DocAI Power Automate Connector

Introduction

The DocAI Power Platform Connector allows you to easily integrate Zuva’s machine learning technology into your Power Automate flows.

Prerequisites

You will need a Zuva account and a DocAI token. Get started by signing up for a free account.

You will also need a Microsoft account and Power Automate licence.

How to get credentials

Zuva DocAI has multiple regional servers. You will need to create an API token for the specific region that you wish to use.

  1. Create and/or sign into your account at zuva.ai.
  2. Navigate to the DocAI console
  3. Select the region you would like to use.
  4. Copy the base URL for the region to your connection.
  5. Create a token and copy it to use in your connection.

See the DocAI quickstart guide for more information about Zuva accounts and tokens.

Get started with your connector

To use the Zuva DocAI connector, you can create a flow similar to the following:

Step 1: Obtain a file

For testing purposes, you can create an “Instant cloud flow” in Power Automate. Choose “Manually trigger a flow” and create the flow. Add an input, and choose the “File” type.

Step 2: Submit a file

Add a new action to your flow and start typing “Zuva” into the search box. You should see the Zuva DocAI connector and all of it’s actions appear.

Add the Submit a file action, and choose the “File Content” from the previous step as the input.

Note: the file should not be transformed in any way (i.e, no base64 encoding). DocAI only accepts raw binary data.

Step 3: Start processing the file

Choose which service you’d like to use by adding one of the following actions:

  • Create Language Classification Request
  • Create Document Classification Request
  • Create Multi-Level Classification Request
  • Create Field Extraction Request
  • Create OCR Request

Each of these accepts the file ID (returned from the Submit a file action) as input.

The field extraction additionally requires field IDs as inputs.
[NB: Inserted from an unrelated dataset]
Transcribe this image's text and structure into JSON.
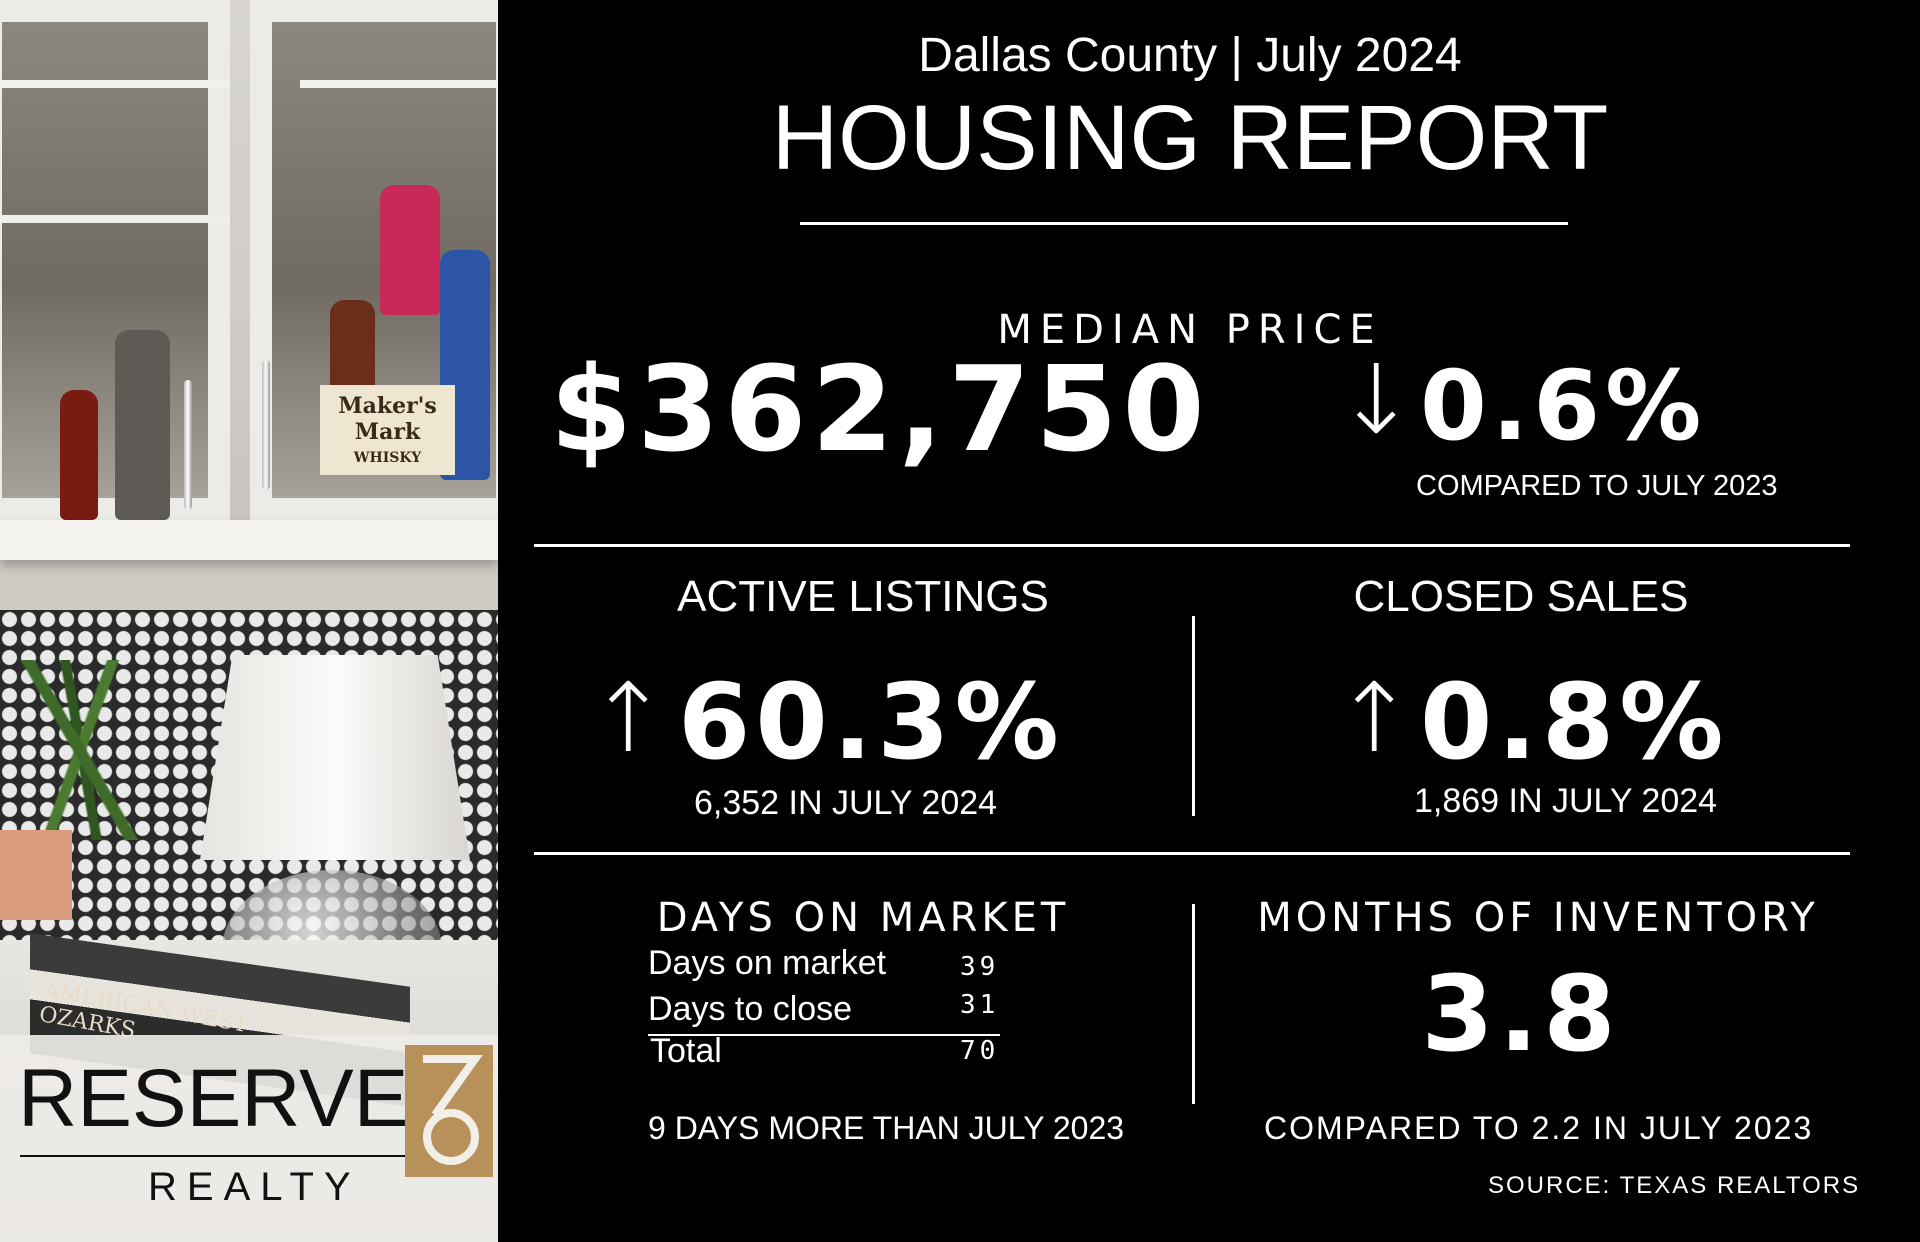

Field IDs can be found in the Field Library (sign-in required), from AI trainer if you have trained custom fields, or programmatically using the Get Field List action.

Step 4: Poll for completion of the request

Use a Do Until block (found in the “Control” section), and add the correct status check action to the inside of the block:

  • Get Field Extraction Request Status
  • Get Language Classification Request Status
  • Get Document Classification Request Status
  • Get MLC request Status
  • Get OCR Request Status

The Get ____ status action takes as input the request ID from its corresponding Create ____ Request action.

You should also add a 10 second Delay block inside the Do until block, to ensure that the file has sufficient time to process.

Set the condition for the Do Until block to Is Finished? is equal to true.

Step 4: Get results

Finally, use one of the Get results Action corresponding to your request, using the Request ID from the original Create operation as input:

  • Get Field Extraction Request Text Results
  • Get Language Classification Request Status
  • Get Document Classification Request Status
  • Get MLC request Status
  • Get OCR Results Text
  • Get OCR Results Images

Note that for Language, Document Classification and MLC, the results are included in the Status response.

You may wish to check the DocAI documentation for more information about the structure of field extraction results.

Example flow

The following flow takes in a file, extracts a single field from it and sends an email with the raw JSON results.

Basic Power Automate Flow

Known issues and limitations

Fields per request

A maximum of 100 fields may be included in a single Create Field Extraction Request action.

Custom fields

The connector does not support any of DocAI’s endpoints related to training custom fields or getting an individual field’s metadata.

Differences with underlying API

Additionally, please note that connector functionality does not correspond one-to-one with the documentation for the underlying API. In particular, the connector:

  1. Exposes an extra is_finished boolean, which can be used to tell if the request is either complete or failed
  2. All requests operate on single files, rather than batches of multiple files.

Common errors and remedies

Be sure to upload raw binary, rather than base64-encoded strings. You can use the OCR service and check that it returns the expected text.